Что бы такое это ни было, двигалось оно главным образом по воле волн, которые играли им словно исполинским мячом. Его явно несло к берегу, но в туманной дымке очертания оставались смутными. А потом до меня донеслись звуки. Резкие и пронзительные, словно кто-то не мог поделить добычу, они тем не менее доносились со стороны загадочного предмета, синхронно совпадая со странными движениями на его поверхности.
– Я уже целую неделю охочусь за ней. Если добуду лишь какую-то ее часть, то мне ничего не заплатят. Что же, теперь можно вернуться в бар. Утром она все еще будет здесь.
– Может, вы нам все-таки объясните, что это? – спросил Фабиан.
– А вы ничего не поняли? Это же мертвый кит.
– О!
Пауза.
– Салли. Если кит мертвый, почему он издает какие-то звуки?
– А, вот вы о чем. Это мои помощники. Они возьмутся за работу лишь тогда, когда тушу отнесет ближе к берегу и станет ясно, что им ничего не грозит.
И вновь недоуменное молчание.
Салли посмотрела на нас и раздраженно вздохнула. Затем вскинула руки, как будто раскрывая объятия дождю, широко улыбнулась и крикнула:
– Грифы! – Мы тупо уставились на морскую гладь. – Давайте вернемся обратно, и я вам все объясню.
Мы безмолвно последовали за ней, опасаясь ляпнуть что-то лишнее в новоявленном мире неведомых правил.
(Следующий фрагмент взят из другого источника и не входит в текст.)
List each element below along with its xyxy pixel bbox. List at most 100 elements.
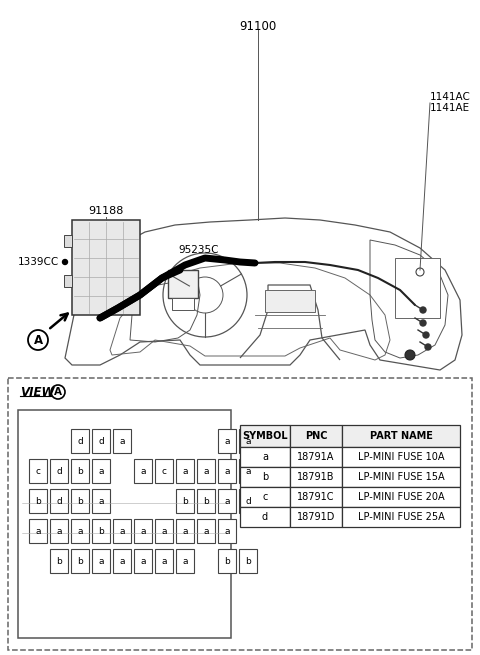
Bar xyxy=(50,519,68,543)
Bar xyxy=(176,459,194,483)
Text: a: a xyxy=(35,527,41,536)
Circle shape xyxy=(420,320,426,326)
Bar xyxy=(197,519,215,543)
Text: PNC: PNC xyxy=(305,431,327,441)
Text: LP-MINI FUSE 25A: LP-MINI FUSE 25A xyxy=(358,512,444,522)
Text: 1141AE: 1141AE xyxy=(430,103,470,113)
Bar xyxy=(92,429,110,453)
Text: 91100: 91100 xyxy=(240,20,276,33)
Bar xyxy=(155,519,173,543)
Bar xyxy=(239,459,257,483)
Bar xyxy=(155,459,173,483)
Bar xyxy=(29,489,47,513)
Bar xyxy=(290,507,342,527)
Text: SYMBOL: SYMBOL xyxy=(242,431,288,441)
Bar xyxy=(134,459,152,483)
Bar xyxy=(218,489,236,513)
Text: d: d xyxy=(98,436,104,445)
Text: a: a xyxy=(119,436,125,445)
Text: b: b xyxy=(77,496,83,506)
Text: d: d xyxy=(77,436,83,445)
Bar xyxy=(92,519,110,543)
FancyBboxPatch shape xyxy=(168,270,198,298)
Text: 18791A: 18791A xyxy=(297,452,335,462)
Text: VIEW: VIEW xyxy=(20,386,55,398)
Bar xyxy=(64,235,72,247)
FancyBboxPatch shape xyxy=(18,410,231,638)
Bar xyxy=(92,549,110,573)
Text: b: b xyxy=(35,496,41,506)
Circle shape xyxy=(423,332,429,338)
Bar xyxy=(50,459,68,483)
Bar xyxy=(134,519,152,543)
Bar xyxy=(176,519,194,543)
Text: d: d xyxy=(245,496,251,506)
Circle shape xyxy=(425,344,431,350)
Text: LP-MINI FUSE 10A: LP-MINI FUSE 10A xyxy=(358,452,444,462)
Text: a: a xyxy=(262,452,268,462)
Bar xyxy=(71,489,89,513)
Text: b: b xyxy=(77,557,83,565)
Text: a: a xyxy=(224,496,230,506)
Bar xyxy=(290,487,342,507)
Bar xyxy=(197,459,215,483)
Text: b: b xyxy=(245,557,251,565)
Text: 1339CC: 1339CC xyxy=(18,257,59,267)
Bar xyxy=(342,467,460,487)
Text: a: a xyxy=(182,466,188,476)
Text: a: a xyxy=(224,466,230,476)
Text: d: d xyxy=(262,512,268,522)
Text: 1141AC: 1141AC xyxy=(430,92,471,102)
FancyBboxPatch shape xyxy=(8,378,472,650)
Text: LP-MINI FUSE 20A: LP-MINI FUSE 20A xyxy=(358,492,444,502)
Text: d: d xyxy=(56,466,62,476)
Text: 18791B: 18791B xyxy=(297,472,335,482)
Text: b: b xyxy=(182,496,188,506)
Bar xyxy=(113,549,131,573)
Bar xyxy=(113,429,131,453)
Bar xyxy=(395,258,440,318)
Bar xyxy=(240,467,290,487)
Text: A: A xyxy=(34,333,43,346)
Text: b: b xyxy=(262,472,268,482)
Text: a: a xyxy=(161,557,167,565)
Text: a: a xyxy=(98,557,104,565)
Circle shape xyxy=(62,259,68,265)
Bar xyxy=(71,519,89,543)
Bar xyxy=(176,489,194,513)
Text: b: b xyxy=(56,557,62,565)
Bar xyxy=(71,549,89,573)
Text: a: a xyxy=(98,466,104,476)
Text: LP-MINI FUSE 15A: LP-MINI FUSE 15A xyxy=(358,472,444,482)
Bar xyxy=(239,549,257,573)
Text: c: c xyxy=(262,492,268,502)
Text: b: b xyxy=(77,466,83,476)
Text: b: b xyxy=(224,557,230,565)
Bar xyxy=(71,459,89,483)
Text: a: a xyxy=(119,527,125,536)
Bar xyxy=(29,519,47,543)
Bar xyxy=(240,487,290,507)
Bar xyxy=(71,429,89,453)
Text: d: d xyxy=(56,496,62,506)
Bar xyxy=(342,425,460,447)
Bar xyxy=(240,507,290,527)
Bar xyxy=(92,459,110,483)
Text: 91188: 91188 xyxy=(88,206,124,216)
Text: a: a xyxy=(203,527,209,536)
FancyBboxPatch shape xyxy=(72,220,140,315)
Bar xyxy=(240,447,290,467)
Text: b: b xyxy=(203,496,209,506)
Text: a: a xyxy=(98,496,104,506)
Bar xyxy=(342,507,460,527)
Bar xyxy=(290,467,342,487)
Text: b: b xyxy=(98,527,104,536)
Text: a: a xyxy=(119,557,125,565)
Bar xyxy=(218,459,236,483)
Text: a: a xyxy=(140,466,146,476)
Bar xyxy=(265,290,315,312)
Bar xyxy=(342,447,460,467)
Bar xyxy=(176,549,194,573)
Text: a: a xyxy=(140,527,146,536)
Text: 18791D: 18791D xyxy=(297,512,335,522)
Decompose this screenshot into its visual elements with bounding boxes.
– Сейчас покажу, – сказала Салли, направляясь мимо бара в направлении подъездной дорожки, ведущей к домикам для постояльцев. Развязав веревку, она приподняла кусок толя, которым была прикрыта задняя часть ее голубого пикапа. Там, сваленные беспорядочной кучей, лежали китовые кости, от которых исходил маслянистый, с еле различимой гнильцой запашок. Мне стало противно, словно я заглянул в оскверненную могилу.
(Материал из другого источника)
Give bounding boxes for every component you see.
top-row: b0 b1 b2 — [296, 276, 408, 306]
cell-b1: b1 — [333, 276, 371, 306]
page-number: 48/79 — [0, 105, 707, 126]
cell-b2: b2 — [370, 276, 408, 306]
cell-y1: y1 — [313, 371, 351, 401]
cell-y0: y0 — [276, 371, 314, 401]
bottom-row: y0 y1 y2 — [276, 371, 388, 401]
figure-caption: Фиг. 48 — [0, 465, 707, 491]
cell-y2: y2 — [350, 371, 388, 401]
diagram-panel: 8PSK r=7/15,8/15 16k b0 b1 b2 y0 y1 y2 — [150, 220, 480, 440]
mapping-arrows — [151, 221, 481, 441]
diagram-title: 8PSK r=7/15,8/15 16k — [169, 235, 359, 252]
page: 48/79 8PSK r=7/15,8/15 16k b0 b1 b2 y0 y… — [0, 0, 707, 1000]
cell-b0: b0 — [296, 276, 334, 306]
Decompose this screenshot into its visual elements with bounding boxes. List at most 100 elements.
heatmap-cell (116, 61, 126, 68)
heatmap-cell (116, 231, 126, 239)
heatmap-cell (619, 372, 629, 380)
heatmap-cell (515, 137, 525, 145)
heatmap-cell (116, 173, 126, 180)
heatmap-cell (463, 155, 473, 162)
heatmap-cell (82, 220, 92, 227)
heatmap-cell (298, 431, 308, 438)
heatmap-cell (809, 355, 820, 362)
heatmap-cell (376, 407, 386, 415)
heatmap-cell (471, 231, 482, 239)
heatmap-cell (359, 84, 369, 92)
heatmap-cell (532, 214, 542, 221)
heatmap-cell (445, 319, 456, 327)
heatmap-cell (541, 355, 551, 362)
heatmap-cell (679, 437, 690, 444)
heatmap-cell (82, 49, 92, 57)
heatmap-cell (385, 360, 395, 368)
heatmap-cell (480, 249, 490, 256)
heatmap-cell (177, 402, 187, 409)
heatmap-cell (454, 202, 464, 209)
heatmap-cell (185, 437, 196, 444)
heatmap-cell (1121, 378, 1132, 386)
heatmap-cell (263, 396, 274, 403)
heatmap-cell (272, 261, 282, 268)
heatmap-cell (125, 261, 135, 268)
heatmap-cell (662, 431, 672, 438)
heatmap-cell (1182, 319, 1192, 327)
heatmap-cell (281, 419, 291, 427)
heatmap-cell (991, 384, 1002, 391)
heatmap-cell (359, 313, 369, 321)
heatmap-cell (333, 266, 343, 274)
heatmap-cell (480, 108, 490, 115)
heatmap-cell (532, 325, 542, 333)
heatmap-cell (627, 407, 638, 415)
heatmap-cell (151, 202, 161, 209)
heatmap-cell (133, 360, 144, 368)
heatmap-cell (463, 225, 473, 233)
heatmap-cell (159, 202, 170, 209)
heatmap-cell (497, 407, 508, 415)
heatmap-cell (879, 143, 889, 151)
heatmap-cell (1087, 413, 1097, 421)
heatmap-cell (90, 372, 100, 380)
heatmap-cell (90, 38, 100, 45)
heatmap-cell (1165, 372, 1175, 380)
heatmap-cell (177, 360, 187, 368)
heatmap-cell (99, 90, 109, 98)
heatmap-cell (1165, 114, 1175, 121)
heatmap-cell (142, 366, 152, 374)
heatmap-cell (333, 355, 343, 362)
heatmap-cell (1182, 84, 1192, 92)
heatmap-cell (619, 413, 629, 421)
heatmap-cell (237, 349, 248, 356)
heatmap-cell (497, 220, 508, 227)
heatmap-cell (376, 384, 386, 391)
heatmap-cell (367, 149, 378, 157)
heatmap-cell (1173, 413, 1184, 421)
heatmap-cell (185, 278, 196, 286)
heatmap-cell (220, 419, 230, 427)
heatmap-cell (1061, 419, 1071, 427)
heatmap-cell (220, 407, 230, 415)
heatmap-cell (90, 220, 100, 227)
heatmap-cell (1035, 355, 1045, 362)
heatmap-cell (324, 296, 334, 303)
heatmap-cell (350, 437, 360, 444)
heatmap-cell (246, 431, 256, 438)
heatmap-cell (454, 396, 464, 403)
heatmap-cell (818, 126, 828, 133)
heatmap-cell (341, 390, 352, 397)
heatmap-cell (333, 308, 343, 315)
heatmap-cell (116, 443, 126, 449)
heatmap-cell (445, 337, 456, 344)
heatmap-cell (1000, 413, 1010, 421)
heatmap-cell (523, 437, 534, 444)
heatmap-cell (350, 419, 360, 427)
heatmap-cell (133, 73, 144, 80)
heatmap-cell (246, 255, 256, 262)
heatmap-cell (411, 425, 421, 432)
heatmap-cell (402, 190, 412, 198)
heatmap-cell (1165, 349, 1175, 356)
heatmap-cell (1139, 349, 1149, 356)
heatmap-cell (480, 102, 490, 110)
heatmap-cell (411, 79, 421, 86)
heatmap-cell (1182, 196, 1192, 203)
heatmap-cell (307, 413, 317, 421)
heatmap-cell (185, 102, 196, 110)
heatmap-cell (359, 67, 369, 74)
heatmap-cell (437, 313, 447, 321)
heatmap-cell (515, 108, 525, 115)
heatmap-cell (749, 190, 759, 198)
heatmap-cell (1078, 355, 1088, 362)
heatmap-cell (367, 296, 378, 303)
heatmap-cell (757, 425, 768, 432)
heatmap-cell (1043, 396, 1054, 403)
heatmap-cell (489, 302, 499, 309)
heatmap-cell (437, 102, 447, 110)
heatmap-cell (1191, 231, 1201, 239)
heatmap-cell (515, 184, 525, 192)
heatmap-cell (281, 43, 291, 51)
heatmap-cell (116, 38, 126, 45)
– Видите? Это все, что мне пока удалось собрать. Я режу кита от головы до хвоста, причем время работает против меня. Точнее, не кита, а китиху, потому что это самка. Ее череп лежит рядом со мной в кабине, на пассажирском сиденье, а прочие кости – здесь, в кузове. Кроме тех, конечно, что остались в ворвани. Эта особь – совсем еще малышка, иначе она просто не уместилась бы в грузовике.
– Но ведь тут все свалено в кучу, – заметил я, силясь разобраться в китовых останках.